La cantate Herzlich Lieb hab' ich dich, O Herr, BuxWV 41, Je t'aime de tout cœur, Seigneur, essentiellement chorale, se déroule dans un climat apaisé et confiant. Elle débute par un magnifique choral richement accompagné par l'orchestre. Ce même choral fournit la substance du second morceau très développé et plus agité avec une alternance de l'orchestre, du quatuor vocal et du choeur produisant un effet magnifique. Les solistes nous régalent d'agiles et harmonieuses vocalises. Dans le dernier morceau le choral refait son apparition tandis que les cordes accompagnent de curieuses batteries. La prière s'achève sur les mots Herr Jesu Christ, erhöre mich, Seigneur Jesus Christ, exauce moi, et la cantate s'achève par un vibrant amen. Le choeur donne le meilleur avec de lumineuses voix de soprano.

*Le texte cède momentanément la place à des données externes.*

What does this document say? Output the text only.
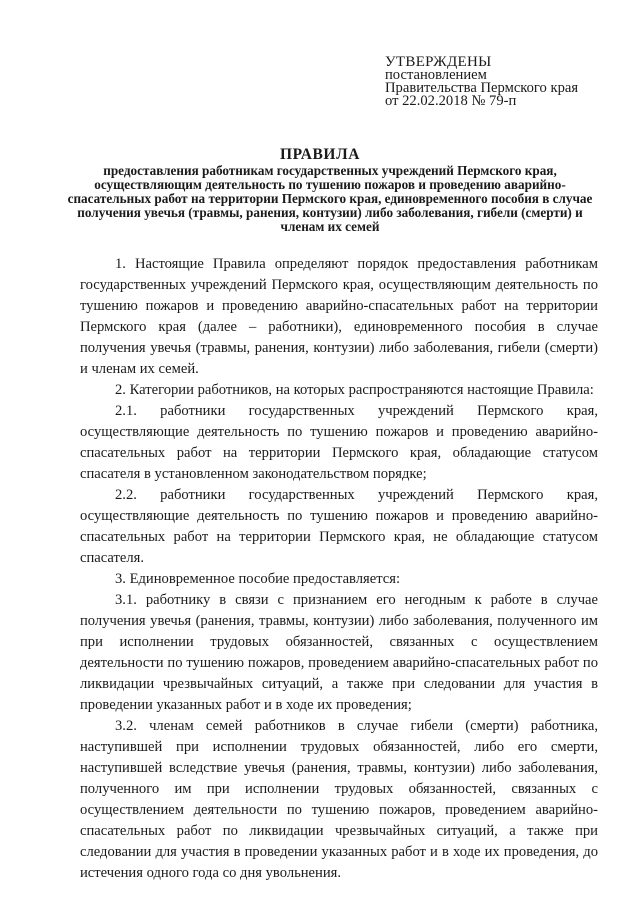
УТВЕРЖДЕНЫ
постановлением
Правительства Пермского края
от 22.02.2018 № 79-п
ПРАВИЛА
предоставления работникам государственных учреждений Пермского края, осуществляющим деятельность по тушению пожаров и проведению аварийно-спасательных работ на территории Пермского края, единовременного пособия в случае получения увечья (травмы, ранения, контузии) либо заболевания, гибели (смерти) и членам их семей

1. Настоящие Правила определяют порядок предоставления работникам государственных учреждений Пермского края, осуществляющим деятельность по тушению пожаров и проведению аварийно-спасательных работ на территории Пермского края (далее – работники), единовременного пособия в случае получения увечья (травмы, ранения, контузии) либо заболевания, гибели (смерти) и членам их семей.

2. Категории работников, на которых распространяются настоящие Правила:

2.1. работники государственных учреждений Пермского края, осуществляющие деятельность по тушению пожаров и проведению аварийно-спасательных работ на территории Пермского края, обладающие статусом спасателя в установленном законодательством порядке;

2.2. работники государственных учреждений Пермского края, осуществляющие деятельность по тушению пожаров и проведению аварийно-спасательных работ на территории Пермского края, не обладающие статусом спасателя.

3. Единовременное пособие предоставляется:

3.1. работнику в связи с признанием его негодным к работе в случае получения увечья (ранения, травмы, контузии) либо заболевания, полученного им при исполнении трудовых обязанностей, связанных с осуществлением деятельности по тушению пожаров, проведением аварийно-спасательных работ по ликвидации чрезвычайных ситуаций, а также при следовании для участия в проведении указанных работ и в ходе их проведения;

3.2. членам семей работников в случае гибели (смерти) работника, наступившей при исполнении трудовых обязанностей, либо его смерти, наступившей вследствие увечья (ранения, травмы, контузии) либо заболевания, полученного им при исполнении трудовых обязанностей, связанных с осуществлением деятельности по тушению пожаров, проведением аварийно-спасательных работ по ликвидации чрезвычайных ситуаций, а также при следовании для участия в проведении указанных работ и в ходе их проведения, до истечения одного года со дня увольнения.
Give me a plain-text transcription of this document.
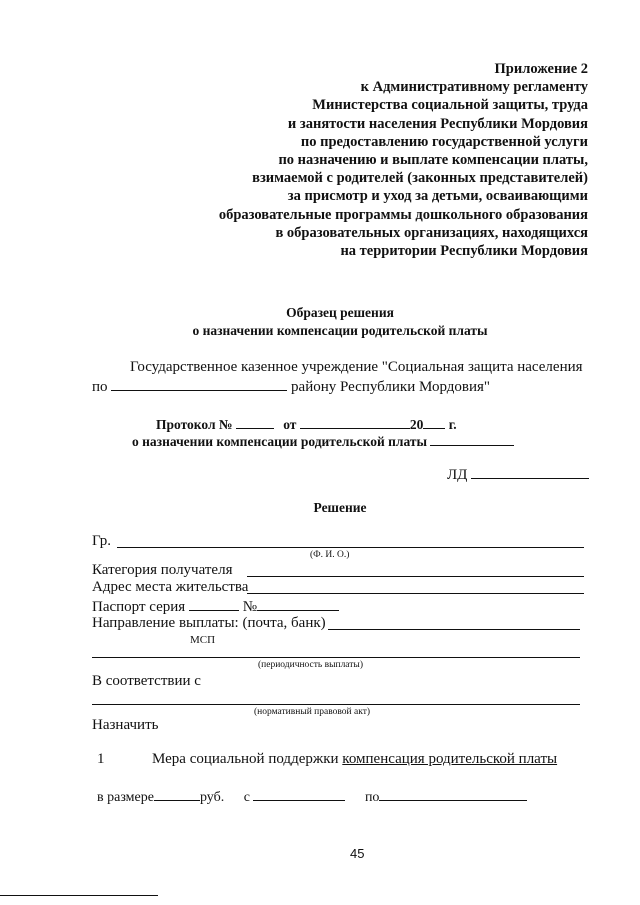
Приложение 2
к Административному регламенту
Министерства социальной защиты, труда
и занятости населения Республики Мордовия
по предоставлению государственной услуги
по назначению и выплате компенсации платы,
взимаемой с родителей (законных представителей)
за присмотр и уход за детьми, осваивающими
образовательные программы дошкольного образования
в образовательных организациях, находящихся
на территории Республики Мордовия
Образец решения
о назначении компенсации родительской платы
Государственное казенное учреждение "Социальная защита населения
по	району Республики Мордовия"
Протокол №	от	20 г.
о назначении компенсации родительской платы
ЛД
Решение
Гр.
(Ф. И. О.)
Категория получателя
Адрес места жительства
Паспорт серия	№
Направление выплаты: (почта, банк)
МСП
(периодичность выплаты)
В соответствии с
(нормативный правовой акт)
Назначить
1	Мера социальной поддержки компенсация родительской платы
в размере	руб. с	по
45
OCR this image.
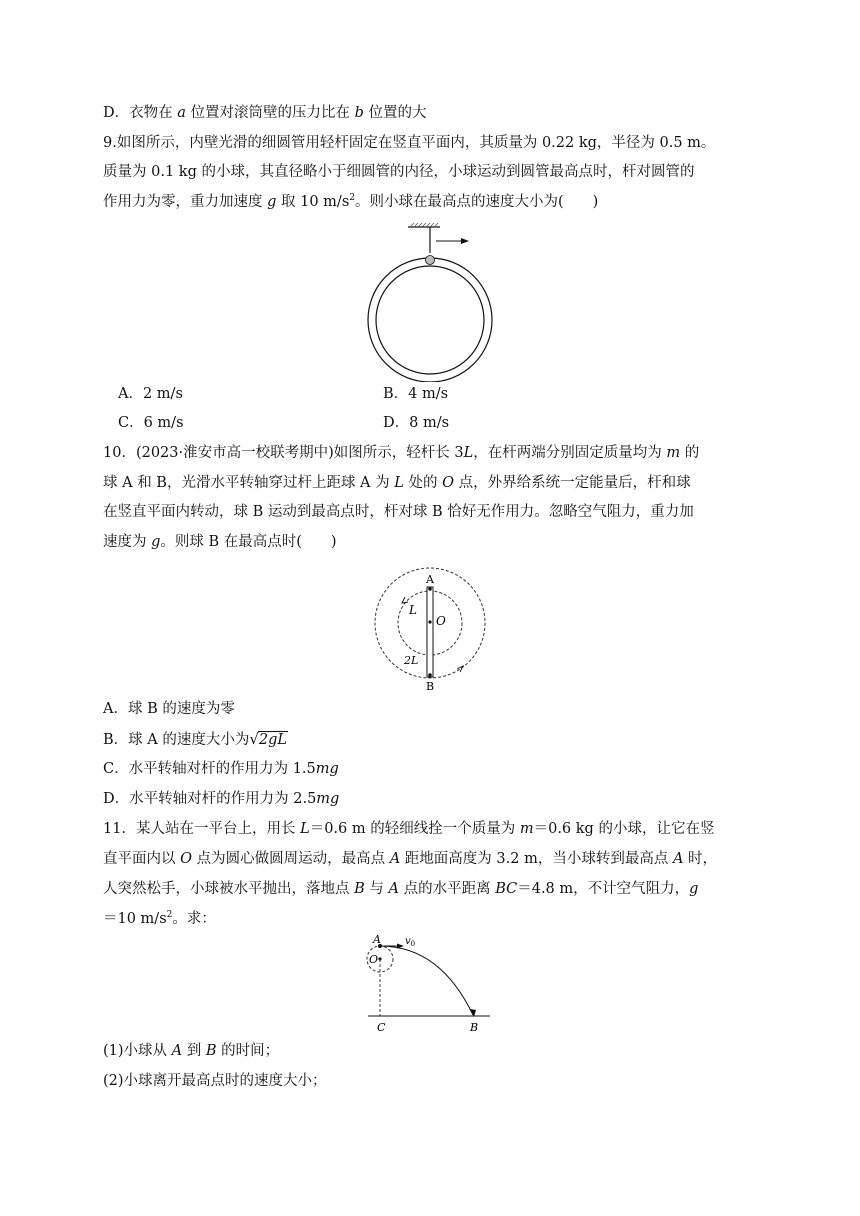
D．衣物在 a 位置对滚筒壁的压力比在 b 位置的大
9.如图所示，内壁光滑的细圆管用轻杆固定在竖直平面内，其质量为 0.22 kg，半径为 0.5 m。
质量为 0.1 kg 的小球，其直径略小于细圆管的内径，小球运动到圆管最高点时，杆对圆管的
作用力为零，重力加速度 g 取 10 $m/s^2$。则小球在最高点的速度大小为(　　)
A．2 m/s	B．4 m/s
C．6 m/s	D．8 m/s
10．(2023·淮安市高一校联考期中)如图所示，轻杆长 3L，在杆两端分别固定质量均为 m 的
球 A 和 B，光滑水平转轴穿过杆上距球 A 为 L 处的 O 点，外界给系统一定能量后，杆和球
在竖直平面内转动，球 B 运动到最高点时，杆对球 B 恰好无作用力。忽略空气阻力，重力加
速度为 g。则球 B 在最高点时(　　)
A
L
O
2L
B
A．球 B 的速度为零
B．球 A 的速度大小为√2gL
C．水平转轴对杆的作用力为 1.5mg
D．水平转轴对杆的作用力为 2.5mg
11．某人站在一平台上，用长 L＝0.6 m 的轻细线拴一个质量为 m＝0.6 kg 的小球，让它在竖
直平面内以 O 点为圆心做圆周运动，最高点 A 距地面高度为 3.2 m，当小球转到最高点 A 时，
人突然松手，小球被水平抛出，落地点 B 与 A 点的水平距离 BC＝4.8 m，不计空气阻力，g
＝10 $m/s^2$。求：
A $v_0$
O
C	B
(1)小球从 A 到 B 的时间；
(2)小球离开最高点时的速度大小；
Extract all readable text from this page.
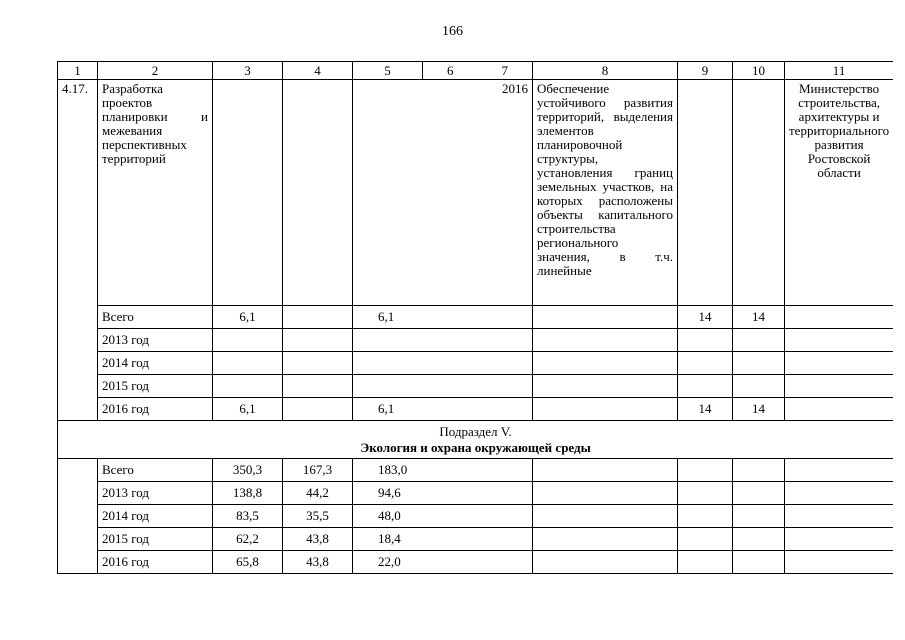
166
1	2	3	4	5	6	7	8	9	10	11
4.17.	Разработка проектов планировки и межевания перспективных территорий					2016	Обеспечение устойчивого развития территорий, выделения элементов планировочной структуры, установления границ земельных участков, на которых расположены объекты капитального строительства регионального значения, в т.ч. линейные			Министерство строительства, архитектуры и территориального развития Ростовской области
	Всего	6,1		6,1				14	14	
	2013 год									
	2014 год									
	2015 год									
	2016 год	6,1		6,1				14	14	

Подраздел V.
Экология и охрана окружающей среды										

	Всего	350,3	167,3	183,0						
	2013 год	138,8	44,2	94,6						
	2014 год	83,5	35,5	48,0						
	2015 год	62,2	43,8	18,4						
	2016 год	65,8	43,8	22,0						
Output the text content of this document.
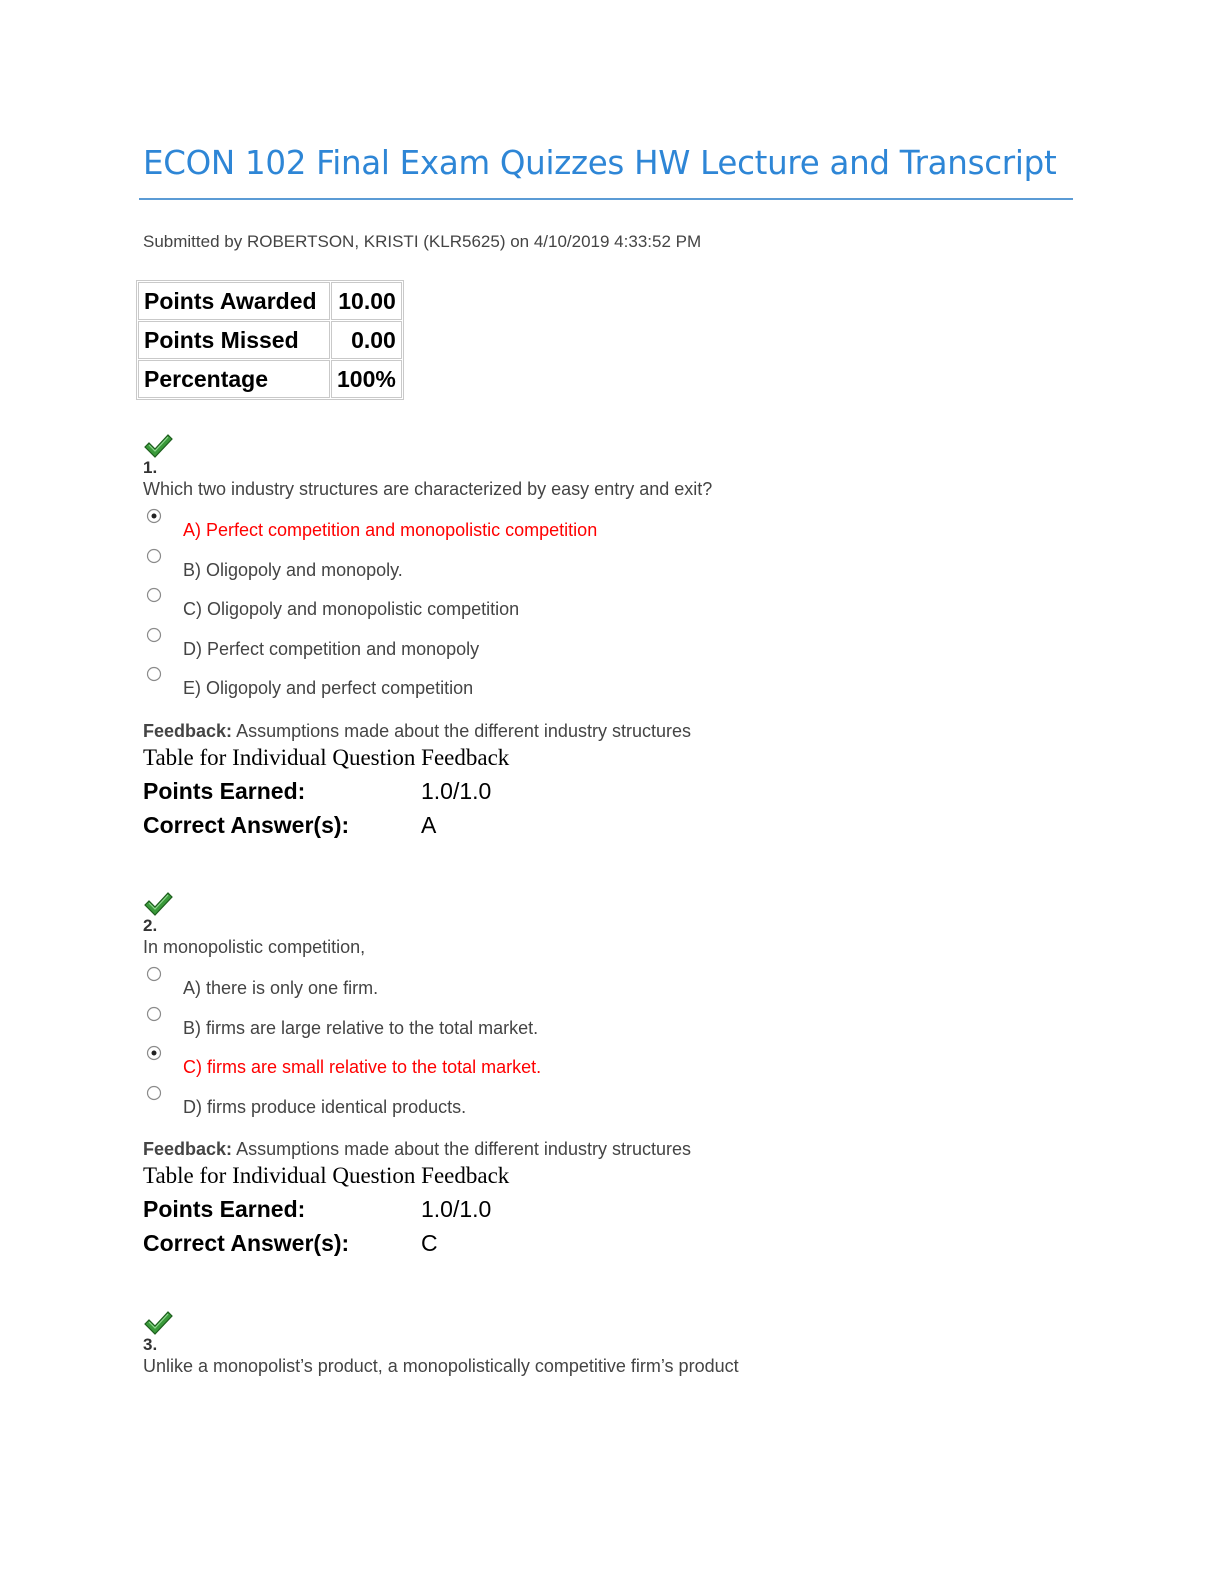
ECON 102 Final Exam Quizzes HW Lecture and Transcript
Submitted by ROBERTSON, KRISTI (KLR5625) on 4/10/2019 4:33:52 PM
Points Awarded	10.00
Points Missed	0.00
Percentage	100%
1.
Which two industry structures are characterized by easy entry and exit?
A) Perfect competition and monopolistic competition
B) Oligopoly and monopoly.
C) Oligopoly and monopolistic competition
D) Perfect competition and monopoly
E) Oligopoly and perfect competition
Feedback: Assumptions made about the different industry structures
Table for Individual Question Feedback
Points Earned:	1.0/1.0
Correct Answer(s):	A
2.
In monopolistic competition,
A) there is only one firm.
B) firms are large relative to the total market.
C) firms are small relative to the total market.
D) firms produce identical products.
Feedback: Assumptions made about the different industry structures
Table for Individual Question Feedback
Points Earned:	1.0/1.0
Correct Answer(s):	C
3.
Unlike a monopolist’s product, a monopolistically competitive firm’s product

La cantate Jesu, meines Lebens Leben, BuxWV 62 est une vaste chaconne sur un texte qui retrace les souffrances du Crucifié. Les variations sur la basse obstinée donnent aux solistes l'occasion de briller, chacun à sa façon. Caroline Weynants nous régale de sa voix pure, Jan Kullmann (alto), Lionel Meunier (ténor) et Philippe Froeliger (ténor) forment un trio très harmonieux. Robert Buckland impressionne par sa voix au timbre magnifique, aussi à l'aise dans l'aigu que les graves. Stéphanie True (soprano), Daniel Elgersma (alto) et Sebastien Myrus (baryton) chantent avec beaucoup d'émotion dans le verset le plus dramatique du texte Man hat dich serh hart verhönet. La conclusion très sobre appartient au choeur Vox Luminis.

Cette musique est émouvante par sa simplicité et son pouvoir d'aller au cœur avec cette touche de fantaisie et une inventivité qui n'appartient qu'à Buxtehude. L'Ensemble Masques et le choeur Vox Luminis ont donné vie à cette musique et l'ont servie avec amour et rigueur.
Ce texte est une extension d'une chronique parue récemment dans BaroquiadeS (2).